Lawrence Tauasa

Personal information
- Nationality: Australian/Samoan
- Born: Lawrence Tauasa 8 July 1979 (age 47) Apia, Samoa
- Height: 5 ft 9 in (175 cm)
- Weight: Cruiserweight

Boxing career

Boxing record
- Total fights: 46
- Wins: 35
- Win by KO: 23
- Losses: 10
- Draws: 1

= Lawrence Tauasa =

Australian boxer

Lawrence Tauasa is a Samoan Australian former professional boxer who competes in the cruiserweight division. He comes from Sydney, is a former Australian cruiserweight champion and was a contestant on the fourth season of the Contender.

==Early life==
Tauasa was born in Samoa but moved to New Zealand when he was 6. He moved to Australia when he was 13.

He made his professional debut in February 1998 with a draw in New South Wales against Glen Fitzpatrick. Over the next few years he made mixed progress scoring a further 8 wins against 2 defeats before challenging Daniel Rowsell for the Australian cruiserweight title in July 2001. It was his first title challenge and it ended with a defeat for Tauasa.

==Australian champion==
A second attempt for the title was made in February 2003 after three straight wins. The opponent on this occasion was Tosca Petridis and Tauasa picked up the title, this time with a Majority decision. He defended the title only once against former champion Jamie Wallace winning a unanimous decision on that occasion in July 2003.

==Title challenges==
Tauasa next fought for a title in November 2006 having fought a further eleven times since his victory over Wallace, winning on ten occasions and losing once. In November 2006 he travelled to South Africa to fight Polish heavyweight Albert Sosnowski for the World Boxing Federation (WBF) heavyweight title, losing for the fifth time.

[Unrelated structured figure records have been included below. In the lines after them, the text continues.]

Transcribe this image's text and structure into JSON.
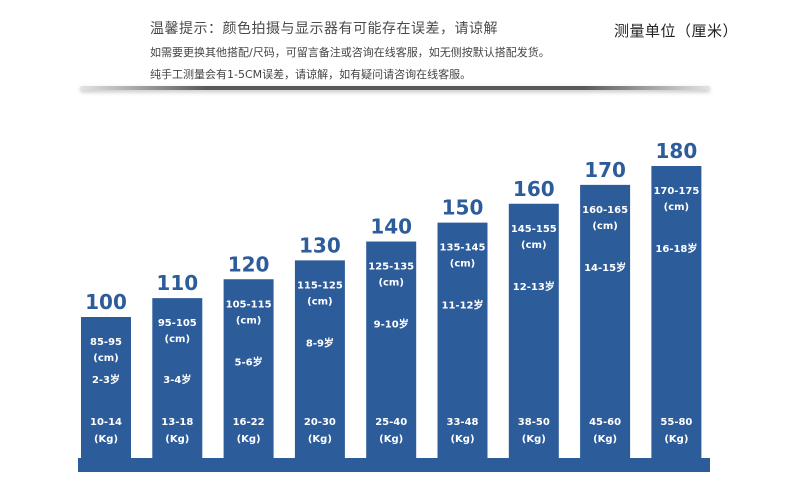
{
  "notice": {
    "line1": "温馨提示：颜色拍摄与显示器有可能存在误差，请谅解",
    "line2": "如需要更换其他搭配/尺码，可留言备注或咨询在线客服，如无侧按默认搭配发货。",
    "line3": "纯手工测量会有1-5CM误差，请谅解，如有疑问请咨询在线客服。"
  },
  "unit_label": "测量单位（厘米）",
  "colors": {
    "bar": "#2d5c9a",
    "label": "#2d5c9a",
    "text_on_bar": "#ffffff"
  },
  "chart_data": {
    "type": "bar",
    "categories": [
      "100",
      "110",
      "120",
      "130",
      "140",
      "150",
      "160",
      "170",
      "180"
    ],
    "values": [
      100,
      110,
      120,
      130,
      140,
      150,
      160,
      170,
      180
    ],
    "ylim": [
      0,
      180
    ],
    "grid": false,
    "legend": "none",
    "height_cm": [
      "85-95",
      "95-105",
      "105-115",
      "115-125",
      "125-135",
      "135-145",
      "145-155",
      "160-165",
      "170-175"
    ],
    "height_unit": "(cm)",
    "age": [
      "2-3岁",
      "3-4岁",
      "5-6岁",
      "8-9岁",
      "9-10岁",
      "11-12岁",
      "12-13岁",
      "14-15岁",
      "16-18岁"
    ],
    "weight_kg": [
      "10-14",
      "13-18",
      "16-22",
      "20-30",
      "25-40",
      "33-48",
      "38-50",
      "45-60",
      "55-80"
    ],
    "weight_unit": "(Kg)"
  }
}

Following the defeat to Sosnowski, Tauasa scored two knockout wins before meeting Jamie Wallace for the second time for the IBF Australasian cruiserweight title in October 2007, winning in the 4th round. In his next fight he travelled to Samoa to win the vacant WBO Oriental cruiserweight title beating Frenchman Charles Baou again in the 4th round. Over the course of his next two fights in 2008 he would make one defence each of both titles.

==Contender==
Tauasa was a contestant on the 4th series of the boxing reality show, The Contender and fought for the blue team. On 14 January 2009 he suffered his sixth defeat as a professional when he was knocked out of the competition in the first round after suffering a 2nd-round TKO at the hands of Canadian Troy Ross.